Ulama yang menentang keberadaan zakat profesi juga berargumen, bahwa
selama nyaris 14 abad tidak ada satu pun ulama yang berupaya
melakukan 'penciptaan' jenis zakat baru. Padahal sudah beribu bahkan beratus
ribu kitab fiqih ditulis oleh para ulama, namun tidak ada satu pun dari para ulama tersebut yang menuliskan bab khusus tentang zakat profesi di dalam
kitab mereka.
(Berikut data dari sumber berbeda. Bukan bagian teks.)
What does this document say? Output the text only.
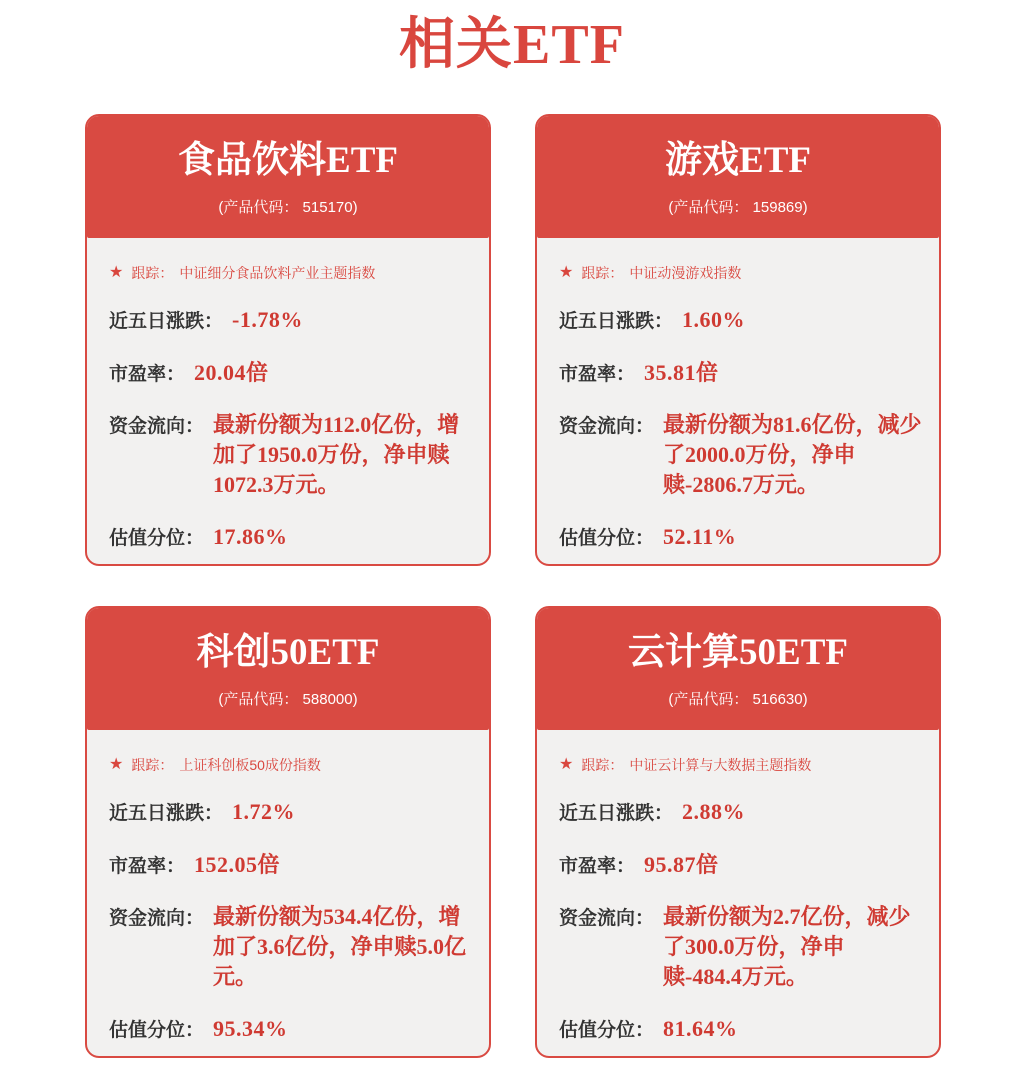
相关ETF
食品饮料ETF
(产品代码： 515170)
★ 跟踪： 中证细分食品饮料产业主题指数
近五日涨跌： -1.78%
市盈率： 20.04倍
资金流向： 最新份额为112.0亿份，增加了1950.0万份，净申赎1072.3万元。
估值分位： 17.86%
游戏ETF
(产品代码： 159869)
★ 跟踪： 中证动漫游戏指数
近五日涨跌： 1.60%
市盈率： 35.81倍
资金流向： 最新份额为81.6亿份，减少了2000.0万份，净申赎-2806.7万元。
估值分位： 52.11%
科创50ETF
(产品代码： 588000)
★ 跟踪： 上证科创板50成份指数
近五日涨跌： 1.72%
市盈率： 152.05倍
资金流向： 最新份额为534.4亿份，增加了3.6亿份，净申赎5.0亿元。
估值分位： 95.34%
云计算50ETF
(产品代码： 516630)
★ 跟踪： 中证云计算与大数据主题指数
近五日涨跌： 2.88%
市盈率： 95.87倍
资金流向： 最新份额为2.7亿份，减少了300.0万份，净申赎-484.4万元。
估值分位： 81.64%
Hal ini tentu bukan karena tidak melihat perkembangan zaman,
namun karena mereka memandang bahwa masalah zakat bukan semata-mata mengacu
kepada rasa-rasa, tetapi yang lebih penting dari itu, zakat adalah sebuah
ibadah yang tidak terlepas dari ritual. Sehingga jenis kekayaaan apa saja yang
wajib dizakatkan, harus mengacu kepada nash yang shahih dan kuat dari
Rasulullah SAW. Dan tidak boleh hanya didasarkan pada sekedar sebuah ijtihad
belaka.
Sementara itu, para pendukung wajibnya zakat profesi juga punya alasan
untuk menegakkan pendirian mereka atas zakat profesi. Pada umumnya, para
pendukung berargumen dan berlindung di balik azas keadilan dan realitas, dan
kemudian mensiasati syarat kepemilikan harta yang harus dimiliki setahun dulu
dengan beberapa cara. Para pendukung wajib zakat profesi juga berpijak pada
penggunaan dalil umum tentang wajibnya orang kaya membayar zakat, tanpa harus
mempertimbangkan jenis dan bentuk kekayaannya.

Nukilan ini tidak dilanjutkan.